Des points en suspens…
En dépit du consensus sur la nécessité de dévoiler ses pratiques d’affaires aux consommateurs, des points demeurent en suspens.
Ainsi, assureurs et agents généraux ne sont pas arrivés à s’entendre sur la responsabilité et le rôle de chacun quant aux contrôles à exercer pour s’assurer que les conseillers s’acquittent de leur devoir.
Selon Phil Marsillo, de Canada Vie, c’est aux agents généraux de veiller à ce que les représentants remplissent ce devoir. Pourquoi? « Parce que ce sont eux qui sont en contact étroit avec les représentants, qui transigent avec eux sur une base régulière. »

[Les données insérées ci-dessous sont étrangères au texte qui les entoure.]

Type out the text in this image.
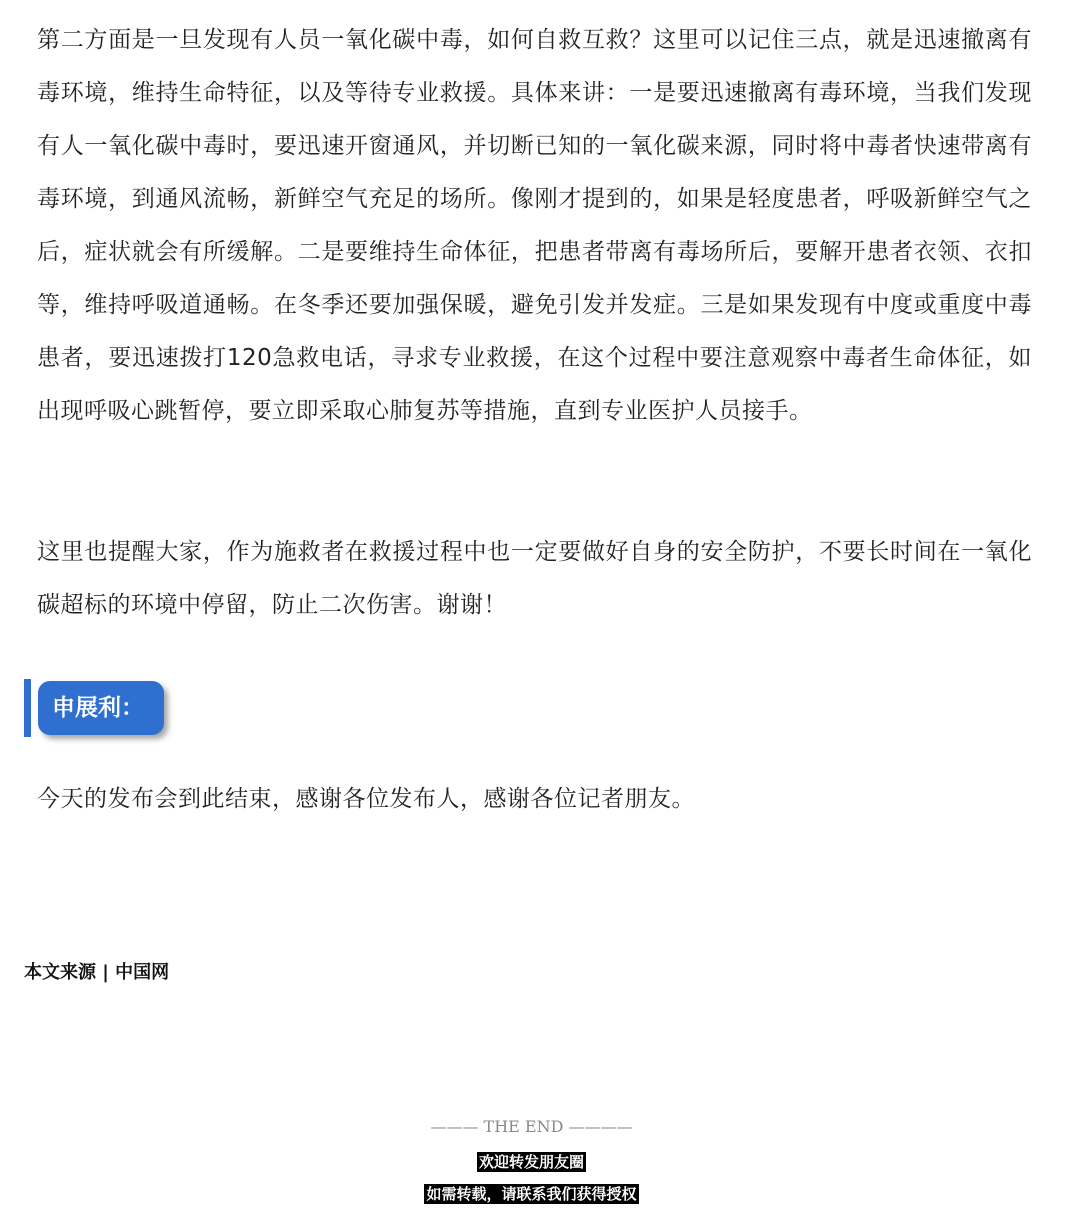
第二方面是一旦发现有人员一氧化碳中毒，如何自救互救？这里可以记住三点，就是迅速撤离有毒环境，维持生命特征，以及等待专业救援。具体来讲：一是要迅速撤离有毒环境，当我们发现有人一氧化碳中毒时，要迅速开窗通风，并切断已知的一氧化碳来源，同时将中毒者快速带离有毒环境，到通风流畅，新鲜空气充足的场所。像刚才提到的，如果是轻度患者，呼吸新鲜空气之后，症状就会有所缓解。二是要维持生命体征，把患者带离有毒场所后，要解开患者衣领、衣扣等，维持呼吸道通畅。在冬季还要加强保暖，避免引发并发症。三是如果发现有中度或重度中毒患者，要迅速拨打120急救电话，寻求专业救援，在这个过程中要注意观察中毒者生命体征，如出现呼吸心跳暂停，要立即采取心肺复苏等措施，直到专业医护人员接手。

这里也提醒大家，作为施救者在救援过程中也一定要做好自身的安全防护，不要长时间在一氧化碳超标的环境中停留，防止二次伤害。谢谢！

申展利：

今天的发布会到此结束，感谢各位发布人，感谢各位记者朋友。

本文来源 | 中国网
——— THE END ————
欢迎转发朋友圈
如需转载，请联系我们获得授权
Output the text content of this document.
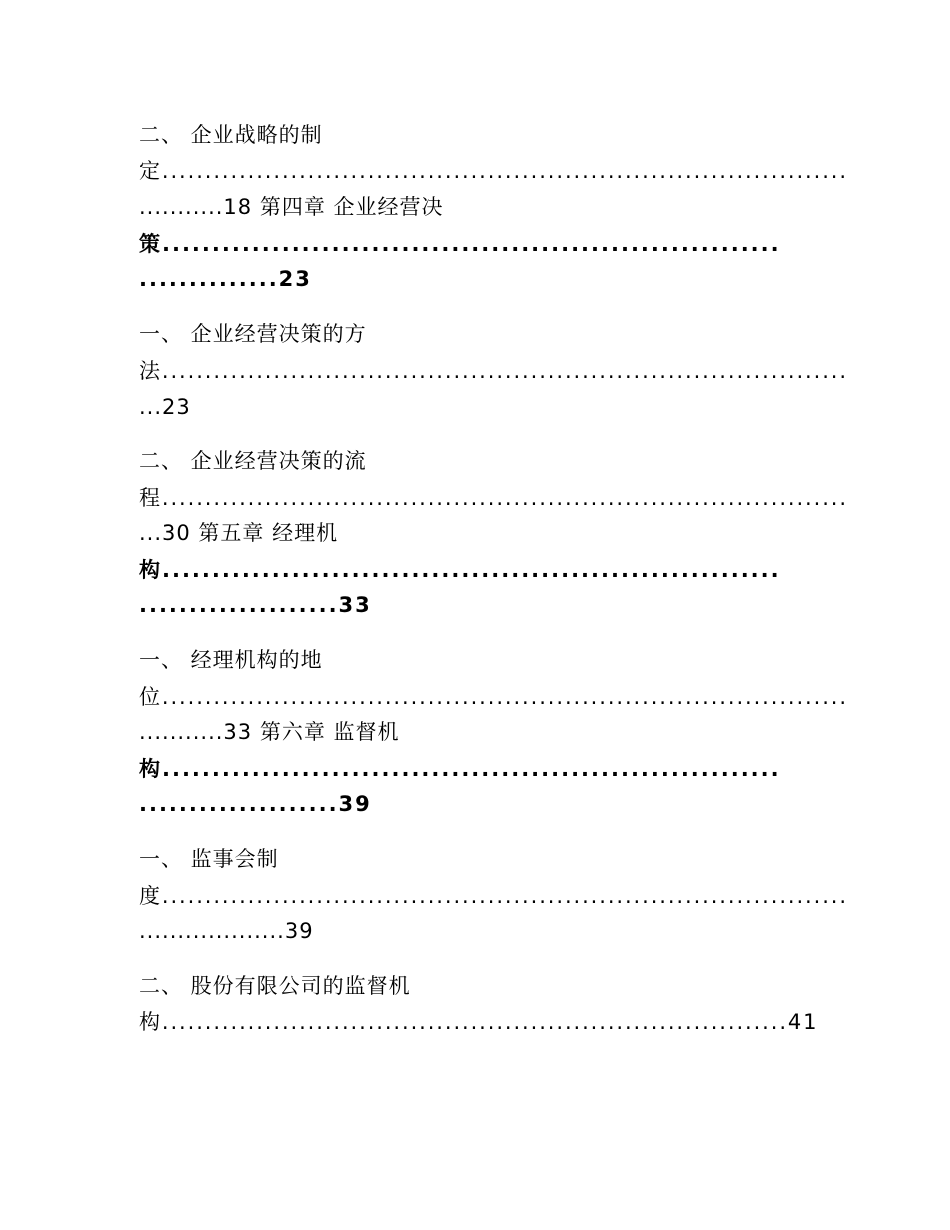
二、 企业战略的制
定................................................................................
...........18 第四章 企业经营决
策..............................................................
..............23
一、 企业经营决策的方
法................................................................................
...23
二、 企业经营决策的流
程................................................................................
...30 第五章 经理机
构..............................................................
....................33
一、 经理机构的地
位................................................................................
...........33 第六章 监督机
构..............................................................
....................39
一、 监事会制
度................................................................................
...................39
二、 股份有限公司的监督机
构.........................................................................41
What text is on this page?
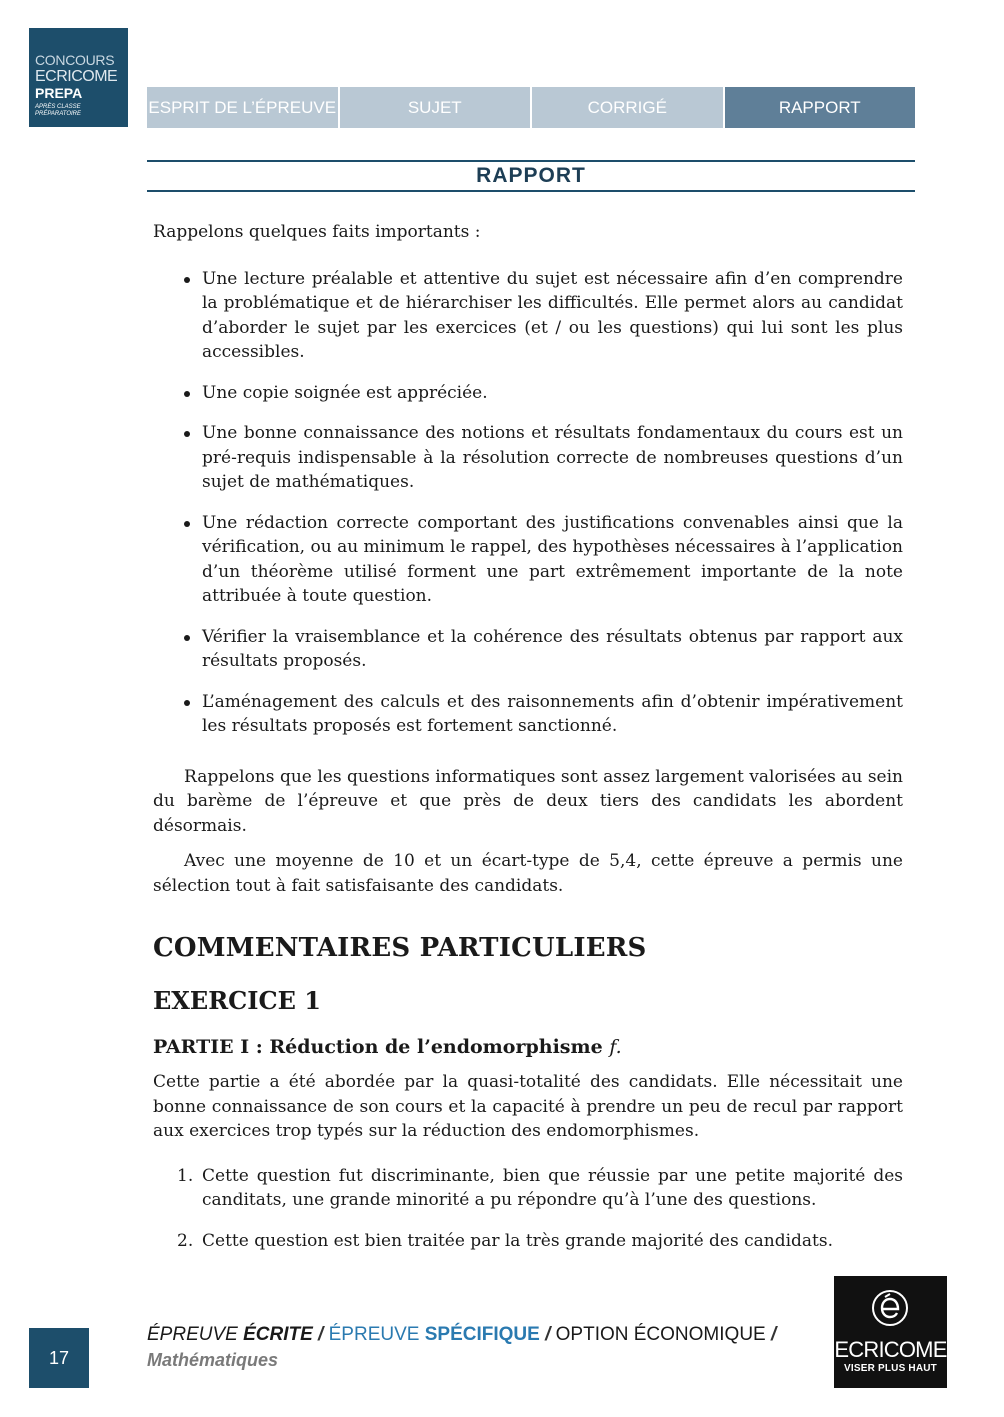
CONCOURS
ECRICOME
PREPA
APRÈS CLASSE PRÉPARATOIRE	ESPRIT DE L’ÉPREUVE	SUJET	CORRIGÉ	RAPPORT
RAPPORT

Rappelons quelques faits importants :

Une lecture préalable et attentive du sujet est nécessaire afin d’en comprendre la problématique et de hiérarchiser les difficultés. Elle permet alors au candidat d’aborder le sujet par les exercices (et / ou les questions) qui lui sont les plus accessibles.
Une copie soignée est appréciée.
Une bonne connaissance des notions et résultats fondamentaux du cours est un pré-requis indispensable à la résolution correcte de nombreuses questions d’un sujet de mathématiques.
Une rédaction correcte comportant des justifications convenables ainsi que la vérification, ou au minimum le rappel, des hypothèses nécessaires à l’application d’un théorème utilisé forment une part extrêmement importante de la note attribuée à toute question.
Vérifier la vraisemblance et la cohérence des résultats obtenus par rapport aux résultats proposés.
L’aménagement des calculs et des raisonnements afin d’obtenir impérativement les résultats proposés est fortement sanctionné.

Rappelons que les questions informatiques sont assez largement valorisées au sein du barème de l’épreuve et que près de deux tiers des candidats les abordent désormais.

Avec une moyenne de 10 et un écart-type de 5,4, cette épreuve a permis une sélection tout à fait satisfaisante des candidats.

COMMENTAIRES PARTICULIERS
EXERCICE 1
PARTIE I : Réduction de l’endomorphisme f.

Cette partie a été abordée par la quasi-totalité des candidats. Elle nécessitait une bonne connaissance de son cours et la capacité à prendre un peu de recul par rapport aux exercices trop typés sur la réduction des endomorphismes.

1. Cette question fut discriminante, bien que réussie par une petite majorité des canditats, une grande minorité a pu répondre qu’à l’une des questions.
2. Cette question est bien traitée par la très grande majorité des candidats.
17
ÉPREUVE ÉCRITE / ÉPREUVE SPÉCIFIQUE / OPTION ÉCONOMIQUE /
Mathématiques	ECRICOME
VISER PLUS HAUT
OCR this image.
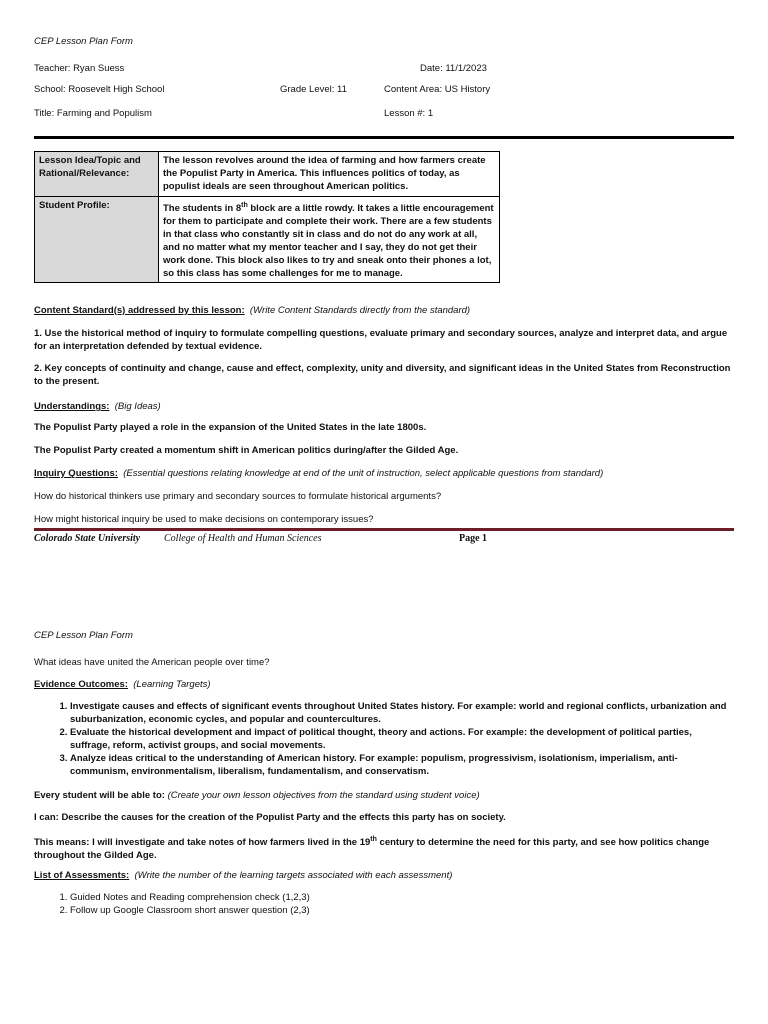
CEP Lesson Plan Form
Teacher: Ryan Suess	Date: 11/1/2023
School: Roosevelt High School	Grade Level: 11	Content Area: US History
Title: Farming and Populism	Lesson #: 1
Lesson Idea/Topic and Rational/Relevance:	The lesson revolves around the idea of farming and how farmers create the Populist Party in America. This influences politics of today, as populist ideals are seen throughout American politics.
Student Profile:	The students in 8th block are a little rowdy. It takes a little encouragement for them to participate and complete their work. There are a few students in that class who constantly sit in class and do not do any work at all, and no matter what my mentor teacher and I say, they do not get their work done. This block also likes to try and sneak onto their phones a lot, so this class has some challenges for me to manage.
Content Standard(s) addressed by this lesson: (Write Content Standards directly from the standard)
1. Use the historical method of inquiry to formulate compelling questions, evaluate primary and secondary sources, analyze and interpret data, and argue for an interpretation defended by textual evidence.
2. Key concepts of continuity and change, cause and effect, complexity, unity and diversity, and significant ideas in the United States from Reconstruction to the present.
Understandings: (Big Ideas)
The Populist Party played a role in the expansion of the United States in the late 1800s.
The Populist Party created a momentum shift in American politics during/after the Gilded Age.
Inquiry Questions: (Essential questions relating knowledge at end of the unit of instruction, select applicable questions from standard)
How do historical thinkers use primary and secondary sources to formulate historical arguments?
How might historical inquiry be used to make decisions on contemporary issues?
Colorado State University College of Health and Human Sciences	Page 1
CEP Lesson Plan Form
What ideas have united the American people over time?
Evidence Outcomes: (Learning Targets)
1. Investigate causes and effects of significant events throughout United States history. For example: world and regional conflicts, urbanization and suburbanization, economic cycles, and popular and countercultures.
2. Evaluate the historical development and impact of political thought, theory and actions. For example: the development of political parties, suffrage, reform, activist groups, and social movements.
3. Analyze ideas critical to the understanding of American history. For example: populism, progressivism, isolationism, imperialism, anti-communism, environmentalism, liberalism, fundamentalism, and conservatism.
Every student will be able to: (Create your own lesson objectives from the standard using student voice)
I can: Describe the causes for the creation of the Populist Party and the effects this party has on society.
This means: I will investigate and take notes of how farmers lived in the 19th century to determine the need for this party, and see how politics change throughout the Gilded Age.
List of Assessments: (Write the number of the learning targets associated with each assessment)
1. Guided Notes and Reading comprehension check (1,2,3)
2. Follow up Google Classroom short answer question (2,3)
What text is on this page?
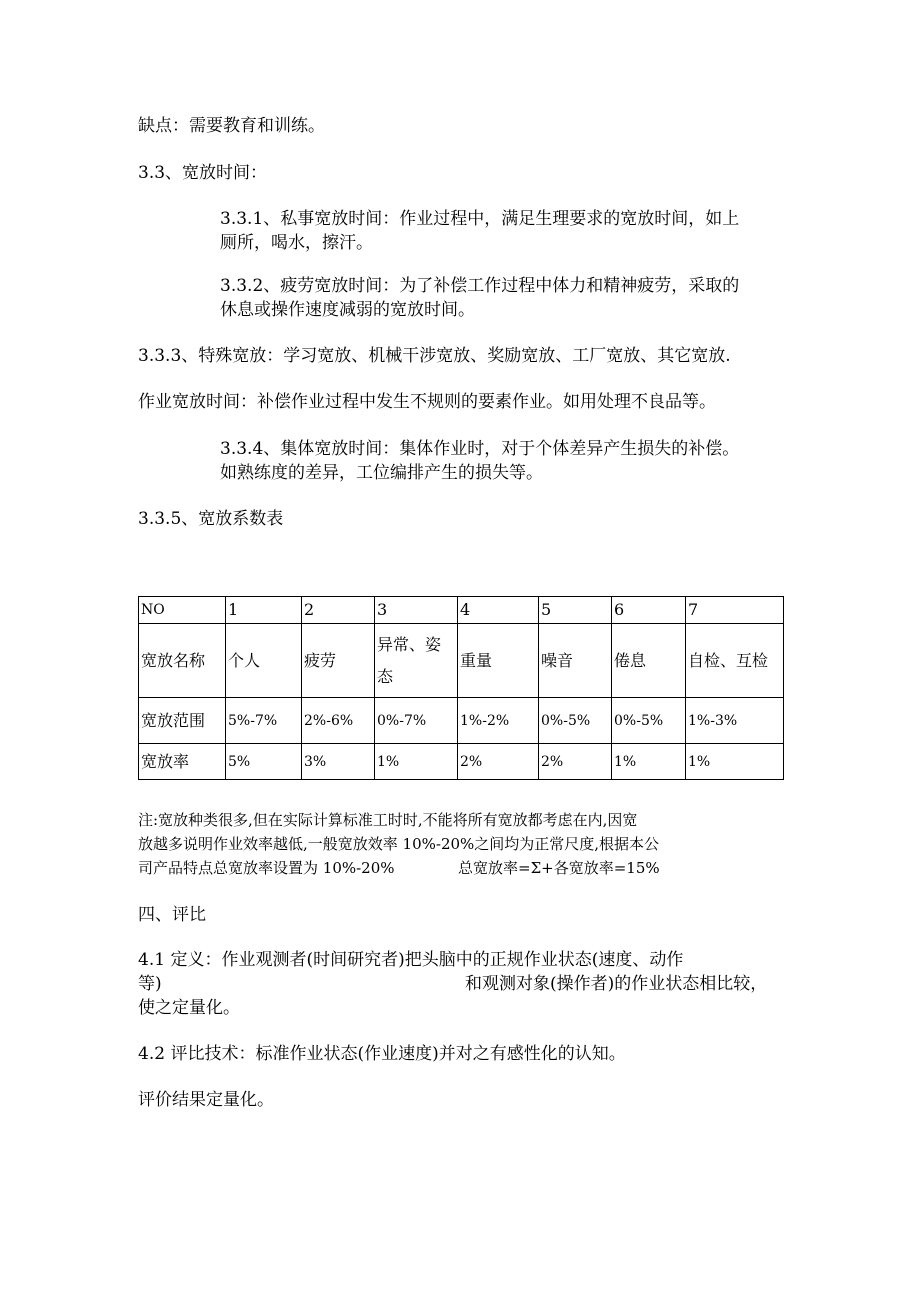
缺点：需要教育和训练。
3.3、宽放时间：
3.3.1、私事宽放时间：作业过程中，满足生理要求的宽放时间，如上
厕所，喝水，擦汗。
3.3.2、疲劳宽放时间：为了补偿工作过程中体力和精神疲劳，采取的
休息或操作速度减弱的宽放时间。
3.3.3、特殊宽放：学习宽放、机械干涉宽放、奖励宽放、工厂宽放、其它宽放.
作业宽放时间：补偿作业过程中发生不规则的要素作业。如用处理不良品等。
3.3.4、集体宽放时间：集体作业时，对于个体差异产生损失的补偿。
如熟练度的差异，工位编排产生的损失等。
3.3.5、宽放系数表
NO	1	2	3	4	5	6	7
宽放名称	个人	疲劳	异常、姿态	重量	噪音	倦息	自检、互检
宽放范围	5%-7%	2%-6%	0%-7%	1%-2%	0%-5%	0%-5%	1%-3%
宽放率	5%	3%	1%	2%	2%	1%	1%
注:宽放种类很多,但在实际计算标准工时时,不能将所有宽放都考虑在内,因宽
放越多说明作业效率越低,一般宽放效率 10%-20%之间均为正常尺度,根据本公
司产品特点总宽放率设置为 10%-20%	总宽放率=Σ+各宽放率=15%
四、评比
4.1 定义：作业观测者(时间研究者)把头脑中的正规作业状态(速度、动作
等)	和观测对象(操作者)的作业状态相比较，
使之定量化。
4.2 评比技术：标准作业状态(作业速度)并对之有感性化的认知。
评价结果定量化。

La présidente de Hub Financial, Terri DiFlorio, qui siège au conseil de l’association des agents généraux du Canada, Canadian Association of Independent Life Brokerage Associations (CAILBA), voit cependant les choses d’un tout autre œil.
Mme DiFlorio explique que CAILBA analyse plusieurs scénarios quant à l’instauration d’un mécanisme de surveillance. « Nous croyons que c’est aux assureurs de jouer le rôle de surveillance et de joindre un formulaire de divulgation à même le formulaire de la police d’assurance », dit-elle.
Si un formulaire de divulgation était ainsi inclus, la signature du client servirait alors de preuve à l’effet que le représentant a bien fait son travail, explique Mme DiFlorio. « Une autre option consiste à inclure un formulaire dans la section du document où les représentants indiquent avoir fait une divulgation convenable », ajoute-t-elle.
Pour Phil Marsillo, pas question de joindre un pareil formulaire aux polices d’assurance de Canada Vie. Du moins pas pour le moment, dit-il. Du côté d’Empire et de Desjardins sécurité financière, on ignore de quelle manière sera faite une éventuelle inspection des pratiques d’affaires.
« Une chose est certaine, dit M. Herr, quelqu’un devra s’occuper du contrôle de cette procédure. Ce sera soit les assureurs ou les agents généraux. Mais quelqu’un devra s’en occuper!»